Organ systems are composed of different cellular subpopulations whose spatial location in a given tissue is closely related to their function. Understanding the biological functions, networks, and interactions of the different cell types that regulate organ and disease development requires cellular information and spatial context. Traditional RNA sequencing experiments provide quantitative information at the expression level, but spatial information is lost. In contrast, spatial transcriptomics (ST) technologies enable the precise localization of gene expression events to specific locations in biological tissues.
We offer a gene expression solution with a spatial-omics context
The integration of spatial and temporal information with single-cell gene expression data is critical for identifying key differences between cell types and for detailed analysis of developing tissues. CD Genomics selectively combines the power of different technologies (ST, scRNA-seq, ISS, smFISH) to reveal the integrated transcriptional landscape of a sample's cell type and maps cell type-specific gene expression to specific anatomical structural domains to comprehensively characterize spatio-temporal differences in gene expression during specific physiological and pathogenic processes with single-cell resolution.
Compared to conventional transcriptome analysis results using bulk sequencing or scRNA-seq, CD Genomics can now capture high-resolution spatial heterogeneity and retain rich spatial information about unbiased gene expression in cells and tissues in ST results. This allows our customers to explore global spatial transcriptional patterns in tissues and selectively target key genes with spatially heterogeneous expression patterns that lead to cell-type differences.
General processes
By placing tissue sections on slides containing oligonucleotide arrays containing positional barcodes, CD Genomics can generate high-quality cDNA libraries containing precise positional information for RNA sequencing. By capturing RNA at its natural tissue location and barcoding it, our customers can visualize and quantify gene expression in situ.
Figure 1. A molecular approach to analyze spatial cardiac gene expression patterns and cellular heterogeneity. (Asp M., et al., 2019)
We do it better
- Identify unique gene expression profiles corresponding to different tissue sections.
- Elucidate the spatial distribution of different cell types in tissue samples and the heterogeneity of their spatial domains.
- Explore the developmental processes of other organisms for which little information is available.
- Retain rich spatial information about cellular and tissue unbiased gene expression.
- Perform spatio-temporal analysis of gene expression at single-cell resolution.
- Analyze gene expression patterns and cellular heterogeneity.
Practical applications
Figure 2. Adding spatial information to transcriptomes: integration of single-cell and spatial transcriptomics data. (Longo S. K., et al., 2021)
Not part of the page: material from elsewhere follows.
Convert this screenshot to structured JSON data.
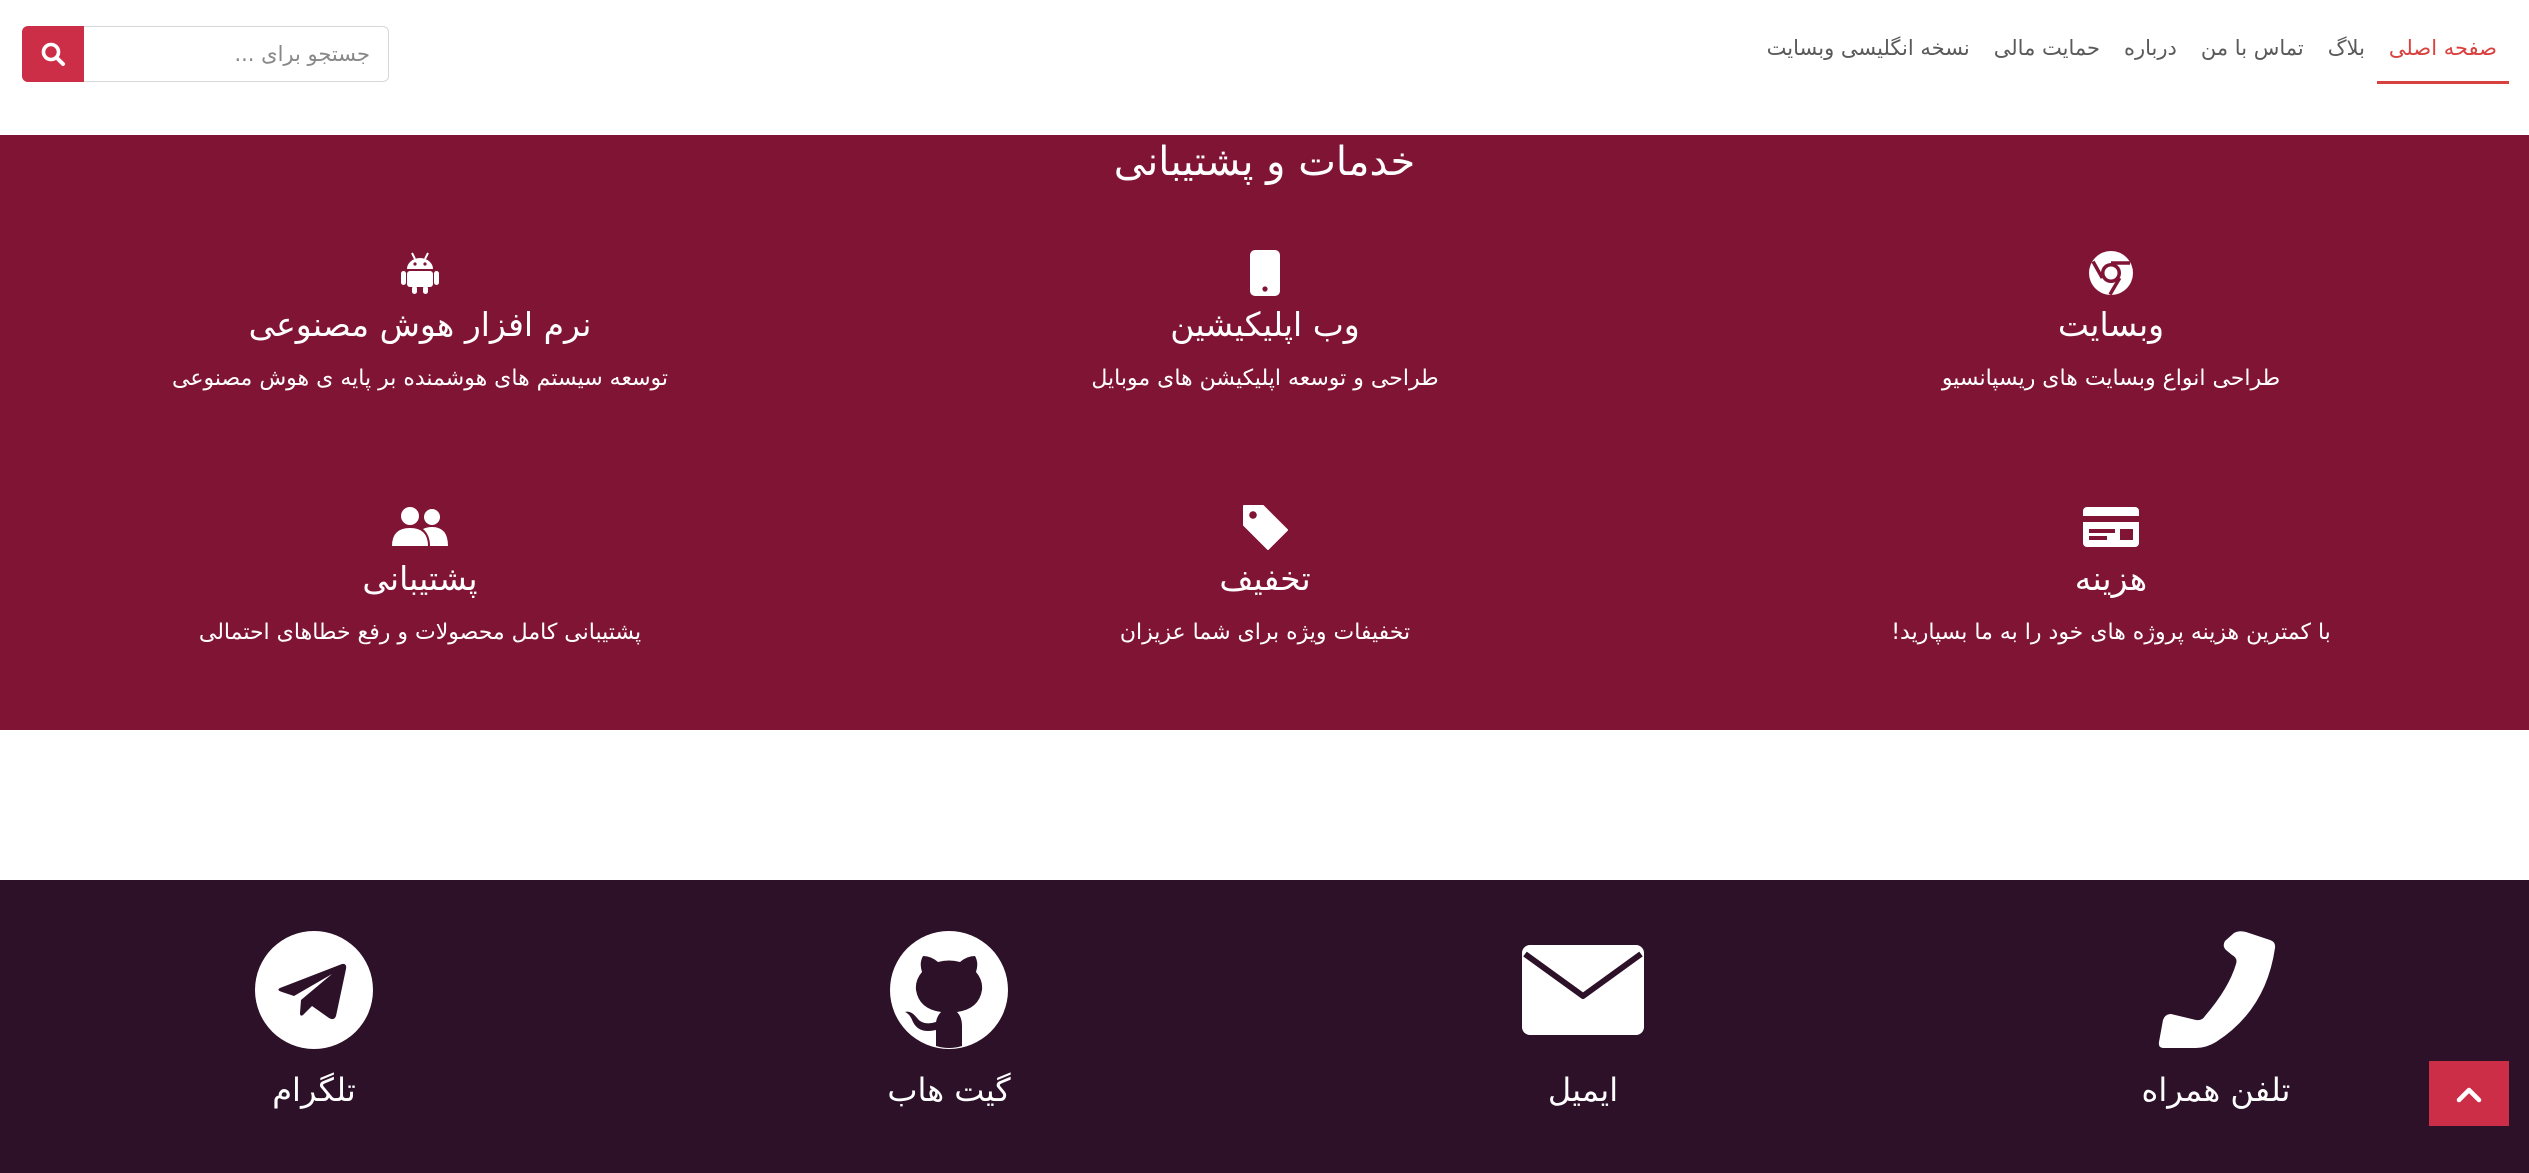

CD Genomics' integration of scRNA-seq and spatial transcriptomics data increases our clients' understanding of the role of specific cell subpopulations and their interactions in development, homeostasis, and disease, and the heterogeneity of gene expression and spatial organization in the tissue samples obtained helps our clients identify potential pathogenesis of the disease.
References
- Asp M., et al., (2019). "A Spatiotemporal Organ-Wide Gene Expression and Cell Atlas of the Developing Human Heart." Cell, 179(9): 1647-1660.e19.
- Longo S. K., et al., (2021). "Integrating single-cell and spatial transcriptomics to elucidate intercellular tissue dynamics." Nature Reviews Genetics, 22: 627-644.